Não é necessário, obviamente, que todas as duplas tenham de ser assim. Há até, com certeza, exemplos contrários a isto, e que funcionam. Mas eu, pessoalmente, não conseguiria escrever com um parceiro se não estivessem cumpridas pelo menos uma boa parte destas condições.
Uma outra questão abordada por Ken Levine num dos seus divertidos artigos sobre o tema (a que ligo em baixo): a possibilidade de trabalhar com alguém com quem se tem uma relação íntima. Segundo ele, apesar de haver algumas duplas bem sucedidas de marido e mulher, geralmente esse tipo de relação gera tensões muito difíceis de gerir. Já bastam as pressões naturais de uma relação, sem ser necessário sobrecarregá-la com as diferenças de opinião sobre um personagem ou uma volta no enredo.
Como trabalham
Depois de encontrada a dupla certa, para o projecto certo, passa-se à fase de trabalho propriamente dito. Aqui há talvez ainda mais variações de método. Alguns guionistas gostam de estar permanentemente juntos, quer durante a fase de concepção quer durante a escrita. Outros gostam de trabalhar à distância, distribuindo tarefas. Outros ainda vão misturando esses dois sistemas ao longo do tempo.
Matt Damon e Ben Affleck, quando escreveram o guião de “Good Will Hunting“, que lhes valeu um Óscar de Melhor Argumento Original, combinaram ao longo de vários anos longos períodos de trabalho e reflexão isolados (motivados pelas suas carreiras de actores) com períodos intensos de escrita em conjunto.
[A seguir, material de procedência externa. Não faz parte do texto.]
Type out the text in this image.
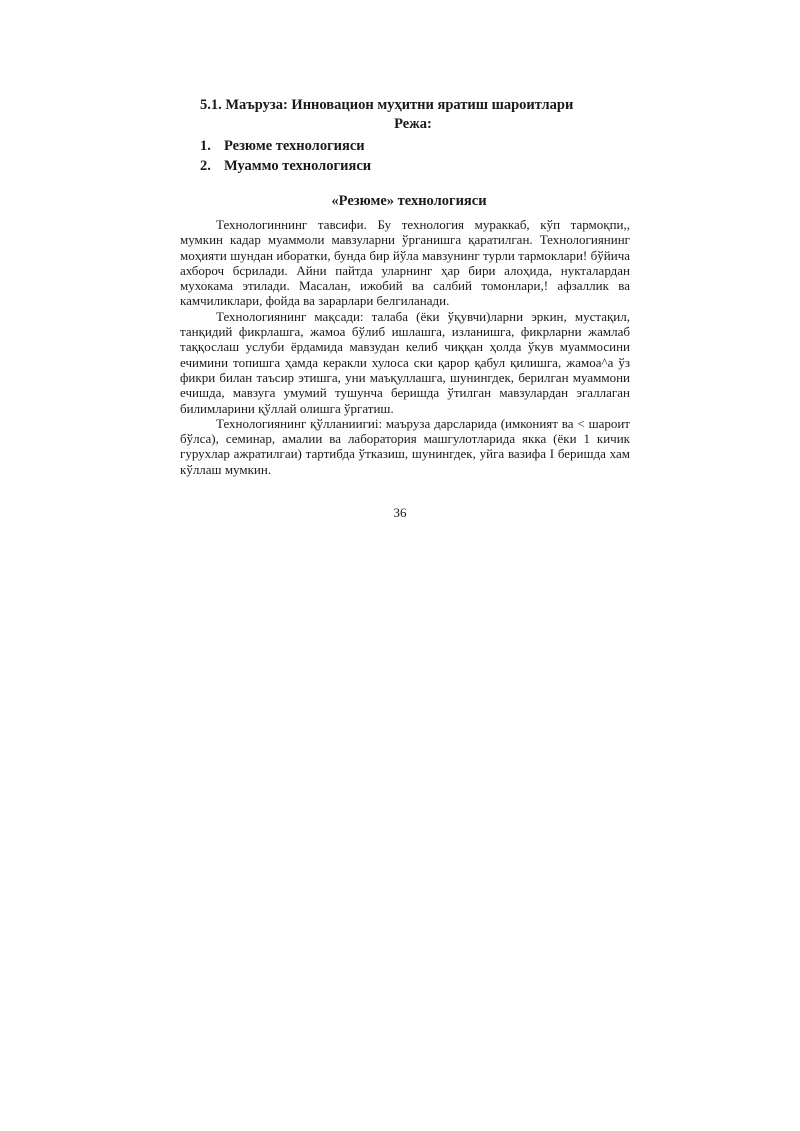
5.1. Маъруза: Инновацион муҳитни яратиш шароитлари
Режа:
1. Резюме технологияси
2. Муаммо технологияси
«Резюме» технологияси

Технологиннинг тавсифи. Бу технология мураккаб, кўп тармоқпи,, мумкин кадар муаммоли мавзуларни ўрганишга қаратилган. Технологиянинг моҳияти шундан иборатки, бунда бир йўла мавзунинг турли тармоклари! бўйича ахбороч бсрилади. Айни пайтда уларнинг ҳар бири алоҳида, нукталардан мухокама этилади. Масалан, ижобий ва салбий томонлари,! афзаллик ва камчиликлари, фойда ва зарарлари белгиланади.

Технологиянинг мақсади: талаба (ёки ўқувчи)ларни эркин, мустақил, танқидий фикрлашга, жамоа бўлиб ишлашга, изланишга, фикрларни жамлаб таққослаш услуби ёрдамида мавзудан келиб чиққан ҳолда ўкув муаммосини ечимини топишга ҳамда керакли хулоса ски қарор қабул қилишга, жамоа^а ўз фикри билан таъсир этишга, уни маъқуллашга, шунингдек, берилган муаммони ечишда, мавзуга умумий тушунча беришда ўтилган мавзулардан эгаллаган билимларини қўллай олишга ўргатиш.

Технологиянинг қўлланиигиi: маъруза дарсларида (имконият ва < шароит бўлса), семинар, амалии ва лаборатория машгулотларида якка (ёки 1 кичик гурухлар ажратилгаи) тартибда ўтказиш, шунингдек, уйга вазифа I беришда хам кўллаш мумкин.

36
Outros guionistas encontram-se todos os dias, religiosamente, com horário marcado, como em qualquer emprego. No início de carreira, muitas vezes, esses encontros fazem-se nas horas livres e aos fins de semana. Terry Rossio e Ted Elliot, por exemplo, costumavam encontrar-se num café, onde escreviam à mão, passando o bloco de um para o outro. Cada dupla terá de encontrar a forma adequada à sua natureza e circunstâncias de vida.
Contudo, parece ser muito comum que a fase de concepção inicial da estória, do brainstorming até à estruturação do enredo, seja feita em conjunto. O trabalho em dupla, com o seu vaivém de troca de ideias, adapta-se muito bem a esta fase de um projecto de escrita. É mais fácil encontrar soluções para os problemas que se vão colocando, detectar os erros lógicos de enredo, perceber falhas de estrutura. Muitas duplas gostam de fazer este trabalho recorrendo ao método tradicional dos cartões, que tem uma componente física que se presta bem à troca e interacção entre duas pessoas.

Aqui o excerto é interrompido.